Madre e figli Ulrich – senza il padre, che aveva intenzione di raggiungerli successivamente – andarono sull’isola di Seeland. Non restava che attraversare lo stretto di Sund. Solo una quindicina di chilometri li separavano dalla provincia di Skåne. Ma la traversata fallì. Appena usciti dal porto, di nascosto, furono avvistati. I pescatori che avevano accettato di trasportarli si gettarono nell’acqua fredda e fuggirono, ma non prima di aver versato sabbia negli ingranaggi della barca per impedire ai fuggitivi di proseguire il loro viaggio…

La notte era turbolenta, le onde erano forti e il gruppetto si trovò rapidamente con i piedi sommersi dall’acqua. Con l’aiuto di corde, i più forti del gruppo aiutarono i più deboli, in particolare alcune signore anziane che avevano più di settant’anni, a raggiungere le rocce. Nessuno annegò. Dopo qualche ora, i soldati tedeschi li arrestarono e li portarono a Elsinore per una deposizione. Gli Ulrich trascorsero due settimane in cella. Alcuni dei loro compagni di fuga furono mandati nel campo di concentramento di Theresienstadt. Non loro.

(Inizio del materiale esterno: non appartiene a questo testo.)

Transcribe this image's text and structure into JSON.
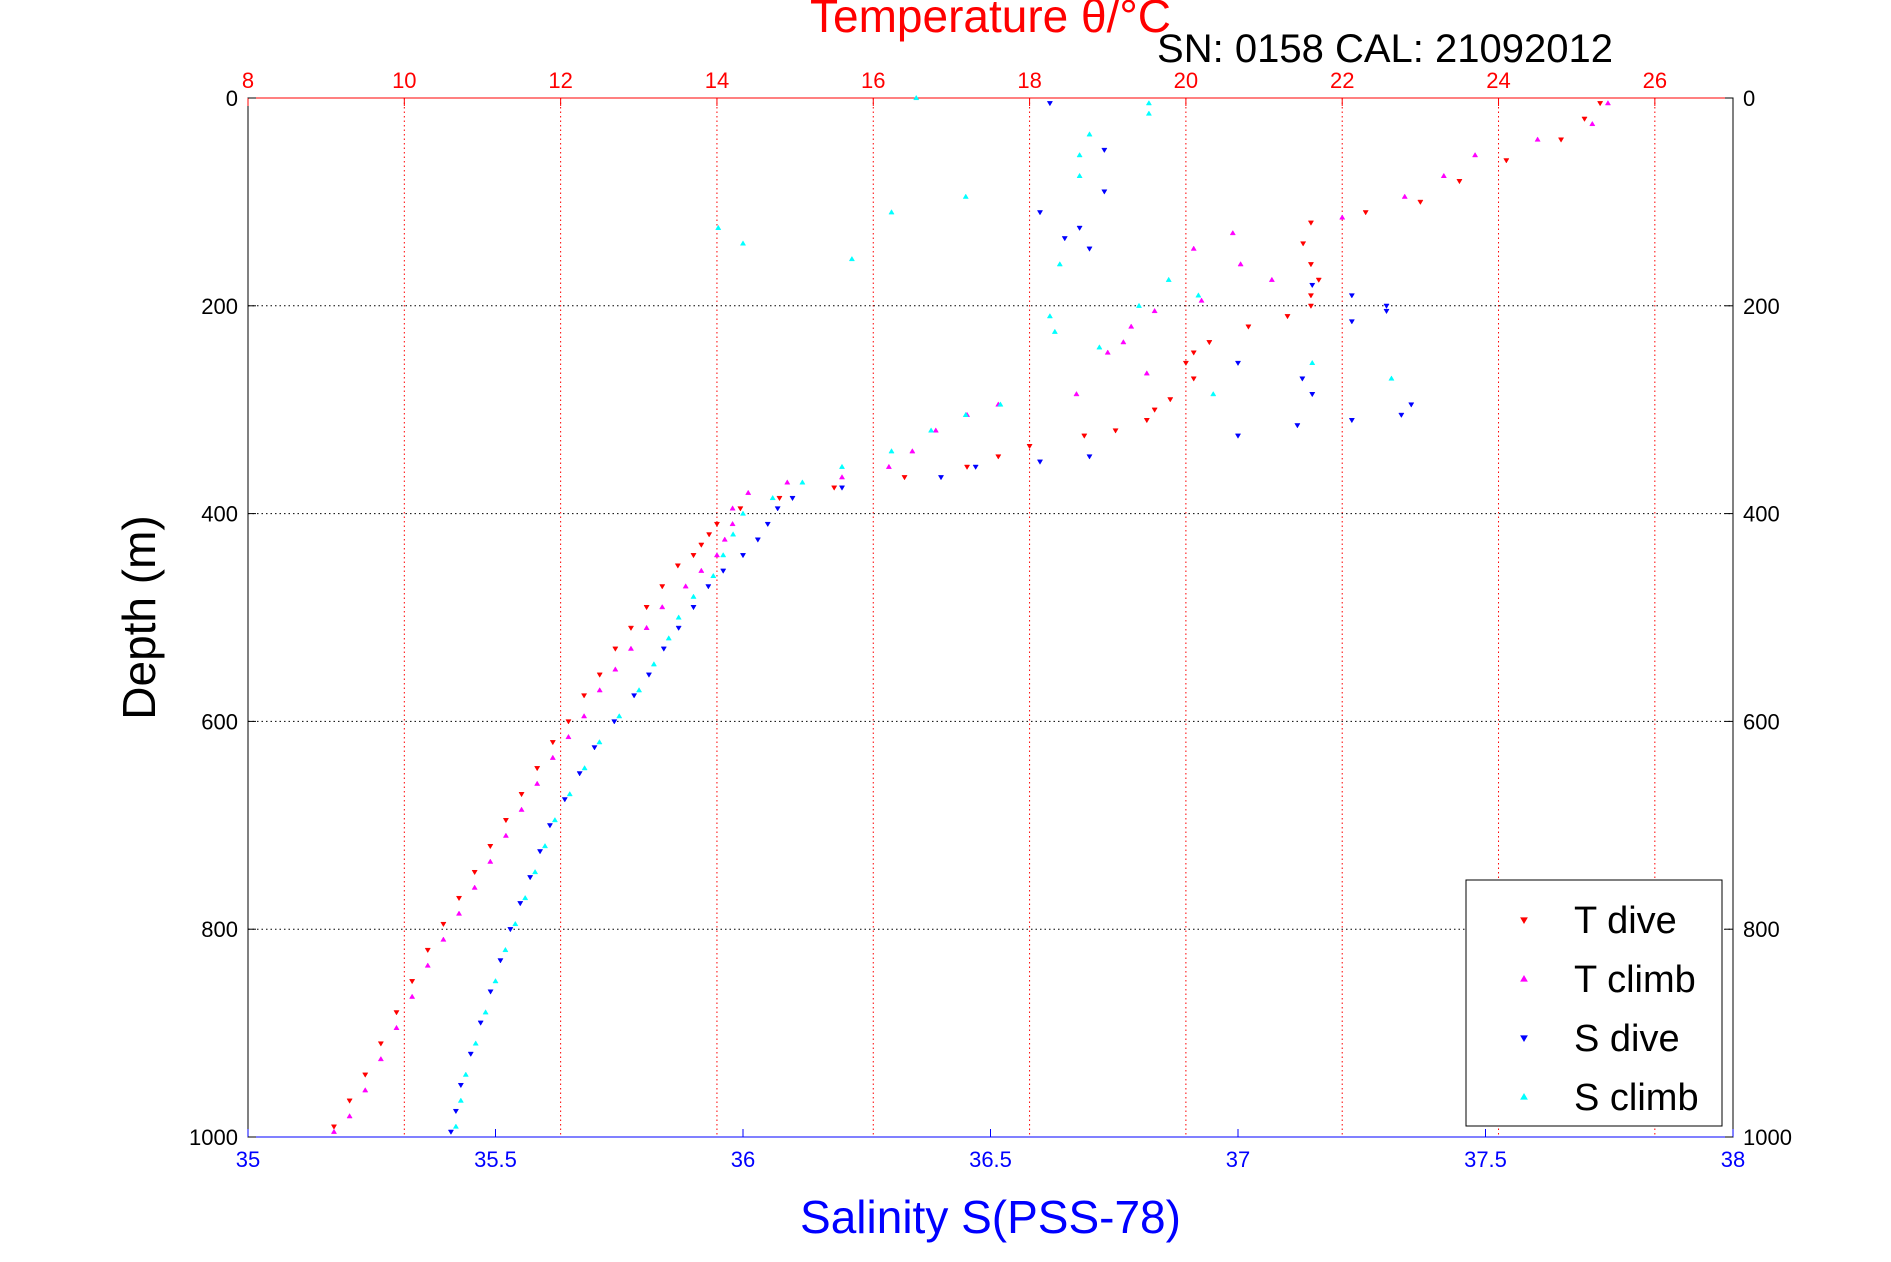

Il mio sangue non era abbastanza ebreo”, disse ironicamente Torben anni dopo, secondo il quale ottennero la liberazione grazie al padre che negoziò con le autorità tedesche. Poche settimane dopo, la famiglia Ulrich decise di riprovare a partire per la Svezia. Questa volta partirono in pieno giorno e incontrarono persino soldati tedeschi armati. Sicuramente pagati dai scafisti, questi li lasciano salire a bordo senza dire una parola né uno sguardo. La famiglia, raggiunta dal padre, rimase in Svezia fino alla fine della guerra.

Fu lì che Torben Ulrich, già appassionato di musica, si innamorò davvero delle altre grandi passioni della sua vita: il tennis e la filosofia. Come i suoi genitori, campioni nazionali danesi, Torben divenne un eccellente tennista. Ma non il migliore. Se non è mai riuscito a superare gli ottavi di finale in uno Slam è senza dubbio perché non era abbastanza concentrato sul suo sport. Negli anni ’50 andava in giro tanto con la racchetta quanto con il clarinetto. Appena finiva una partita correva in un club a suonare jazz.

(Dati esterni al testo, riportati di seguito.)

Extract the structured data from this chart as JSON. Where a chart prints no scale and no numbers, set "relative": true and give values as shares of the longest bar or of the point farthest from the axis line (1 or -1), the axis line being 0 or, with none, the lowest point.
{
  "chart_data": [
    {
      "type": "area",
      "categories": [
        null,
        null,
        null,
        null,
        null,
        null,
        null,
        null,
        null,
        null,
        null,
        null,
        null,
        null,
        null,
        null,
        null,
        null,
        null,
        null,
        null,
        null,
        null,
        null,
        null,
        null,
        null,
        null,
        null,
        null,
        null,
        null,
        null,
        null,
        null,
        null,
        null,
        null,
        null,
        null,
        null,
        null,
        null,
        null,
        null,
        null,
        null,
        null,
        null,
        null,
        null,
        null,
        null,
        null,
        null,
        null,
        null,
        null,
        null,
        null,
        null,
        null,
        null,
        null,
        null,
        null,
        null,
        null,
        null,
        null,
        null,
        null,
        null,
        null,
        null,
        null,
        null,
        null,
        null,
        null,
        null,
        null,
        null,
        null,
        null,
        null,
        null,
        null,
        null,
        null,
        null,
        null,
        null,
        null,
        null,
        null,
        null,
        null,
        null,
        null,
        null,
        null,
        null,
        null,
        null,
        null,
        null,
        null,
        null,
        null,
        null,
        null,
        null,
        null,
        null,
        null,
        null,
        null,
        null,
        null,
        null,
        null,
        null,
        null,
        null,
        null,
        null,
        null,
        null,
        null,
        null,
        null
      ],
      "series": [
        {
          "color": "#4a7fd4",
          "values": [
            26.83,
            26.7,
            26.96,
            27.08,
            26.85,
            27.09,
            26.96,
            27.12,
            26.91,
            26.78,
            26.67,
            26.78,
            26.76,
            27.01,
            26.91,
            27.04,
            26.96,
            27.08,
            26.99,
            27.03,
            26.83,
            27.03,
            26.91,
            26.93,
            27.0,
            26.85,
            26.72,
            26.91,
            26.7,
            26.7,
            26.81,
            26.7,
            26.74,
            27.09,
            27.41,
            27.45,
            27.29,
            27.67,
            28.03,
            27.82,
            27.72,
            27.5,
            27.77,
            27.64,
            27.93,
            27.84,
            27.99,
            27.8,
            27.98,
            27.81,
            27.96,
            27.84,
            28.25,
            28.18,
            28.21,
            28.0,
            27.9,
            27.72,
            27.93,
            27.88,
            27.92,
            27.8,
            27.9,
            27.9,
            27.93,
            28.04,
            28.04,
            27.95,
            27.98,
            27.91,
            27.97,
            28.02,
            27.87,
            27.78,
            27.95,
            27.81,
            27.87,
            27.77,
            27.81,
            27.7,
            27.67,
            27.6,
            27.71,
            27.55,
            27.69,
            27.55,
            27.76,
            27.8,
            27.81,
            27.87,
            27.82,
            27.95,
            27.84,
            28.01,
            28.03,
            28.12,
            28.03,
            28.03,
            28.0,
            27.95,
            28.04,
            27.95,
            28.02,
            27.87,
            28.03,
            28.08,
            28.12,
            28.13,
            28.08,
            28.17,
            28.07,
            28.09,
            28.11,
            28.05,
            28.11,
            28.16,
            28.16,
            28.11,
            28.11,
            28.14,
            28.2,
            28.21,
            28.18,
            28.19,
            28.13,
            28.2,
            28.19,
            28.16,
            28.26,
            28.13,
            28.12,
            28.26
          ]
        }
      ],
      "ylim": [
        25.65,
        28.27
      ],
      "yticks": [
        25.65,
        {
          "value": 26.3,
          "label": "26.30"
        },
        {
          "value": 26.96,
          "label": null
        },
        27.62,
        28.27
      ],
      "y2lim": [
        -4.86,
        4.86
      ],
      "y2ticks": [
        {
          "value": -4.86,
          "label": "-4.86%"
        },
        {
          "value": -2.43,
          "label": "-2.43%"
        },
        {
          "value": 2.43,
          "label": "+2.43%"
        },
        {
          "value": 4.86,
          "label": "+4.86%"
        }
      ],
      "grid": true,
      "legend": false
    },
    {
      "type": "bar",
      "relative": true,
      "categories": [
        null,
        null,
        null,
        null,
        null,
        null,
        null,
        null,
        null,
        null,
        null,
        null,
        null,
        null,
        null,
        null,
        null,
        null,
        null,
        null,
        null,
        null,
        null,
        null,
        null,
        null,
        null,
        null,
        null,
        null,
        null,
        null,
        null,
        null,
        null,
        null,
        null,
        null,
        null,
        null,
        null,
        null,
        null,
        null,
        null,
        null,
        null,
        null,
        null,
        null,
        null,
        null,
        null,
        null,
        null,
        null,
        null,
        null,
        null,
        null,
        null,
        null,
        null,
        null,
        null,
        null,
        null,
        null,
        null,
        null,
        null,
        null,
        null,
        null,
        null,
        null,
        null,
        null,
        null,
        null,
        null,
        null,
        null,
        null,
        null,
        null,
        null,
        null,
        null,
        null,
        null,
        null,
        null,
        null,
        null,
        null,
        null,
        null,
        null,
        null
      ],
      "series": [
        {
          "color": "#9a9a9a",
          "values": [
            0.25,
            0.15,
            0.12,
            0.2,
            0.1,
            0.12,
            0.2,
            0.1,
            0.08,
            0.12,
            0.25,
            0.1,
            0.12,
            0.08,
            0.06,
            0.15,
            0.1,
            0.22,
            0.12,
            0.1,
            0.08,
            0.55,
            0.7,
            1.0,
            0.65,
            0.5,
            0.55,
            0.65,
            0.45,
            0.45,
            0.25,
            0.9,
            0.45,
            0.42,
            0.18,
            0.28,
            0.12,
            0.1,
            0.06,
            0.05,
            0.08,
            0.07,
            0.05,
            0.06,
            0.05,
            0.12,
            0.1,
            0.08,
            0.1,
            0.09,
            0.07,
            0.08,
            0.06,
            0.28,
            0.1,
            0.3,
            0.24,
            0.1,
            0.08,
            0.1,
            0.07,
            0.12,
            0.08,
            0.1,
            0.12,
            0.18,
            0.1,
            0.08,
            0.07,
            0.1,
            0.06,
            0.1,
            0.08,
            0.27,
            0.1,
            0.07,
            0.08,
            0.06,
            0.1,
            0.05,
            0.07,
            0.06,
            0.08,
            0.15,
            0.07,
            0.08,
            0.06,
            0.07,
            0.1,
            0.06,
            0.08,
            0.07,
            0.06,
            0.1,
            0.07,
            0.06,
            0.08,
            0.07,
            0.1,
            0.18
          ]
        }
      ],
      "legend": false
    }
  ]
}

Durante il Roland Garros, trascorreva le notti vicino a Saint-Germain-des-Prés, dove prendeva parte a “pezzi” jazz nelle cantine del Vieux-Colombier, anche alla vigilia delle partite. Nessuno dei suoi incontri veniva mai programmato prima delle 14:00. Di notte scriveva di musica “per capirla”. Ha anche scritto un articolo su un giornale danese. Ha studiato jazz, sassofono e flauto negli Stati Uniti. Una passione che ha trasmesso al figlio Lars, futuro cofondatore e batterista del gruppo Metallica.

Torben Ulrich, barba folta e capelli lunghi, era un personaggio unico sul circuito. Forse il giocatore più popolare degli anni ’50 e ’60, quando potevano passare mesi senza che vincesse una sola partita. Non era il suo tennis ma la sua personalità ad attrarre. Studente mediocre perché fuori dal sistema, Torben Ulrich divenne uno straordinario tuttofare: tennista, musicista e scrittore, ma anche ballerino, regista, pittore e filosofo. Sotto la barba folta e i capelli lunghi, sembrava un profeta. Si interessò molto alla religione e alla spiritualità, al punto da frequentare negli anni ’70 dei ritiri al Karma Triyana Dharmachakra, un monastero buddista tibetano a Woodstock, dove si alzava alle quattro del mattino, meditava e pregava tutto il giorno.

Paradossalmente, Torben Ulrich ha sicuramente giocato il miglior tennis della sua vita superati i quarant’anni. 96esimo al mondo nel 1973, all’età di 45 anni, divenne il miglior senior di un circuito parallelo, l’Almaden Grand Masters, che riuniva le antiche glorie del gioco. “Forse puoi essere atletico per tutta la vita senza indebolirti”, si chiedeva Ulrich. “Lo vediamo nella musica. Rubinstein ha 87 anni e può ancora muovere le dita. Forse ha bisogno di scaldarsi di più, ma può ancora suonare Chopin o Mozart”.

Un giornalista gli ha chiesto quanto ancora avesse intenzione di giocare e la risposta ‘Ulrichiana‘ fu: “Oh, non lo so, forse altri duecento anni”.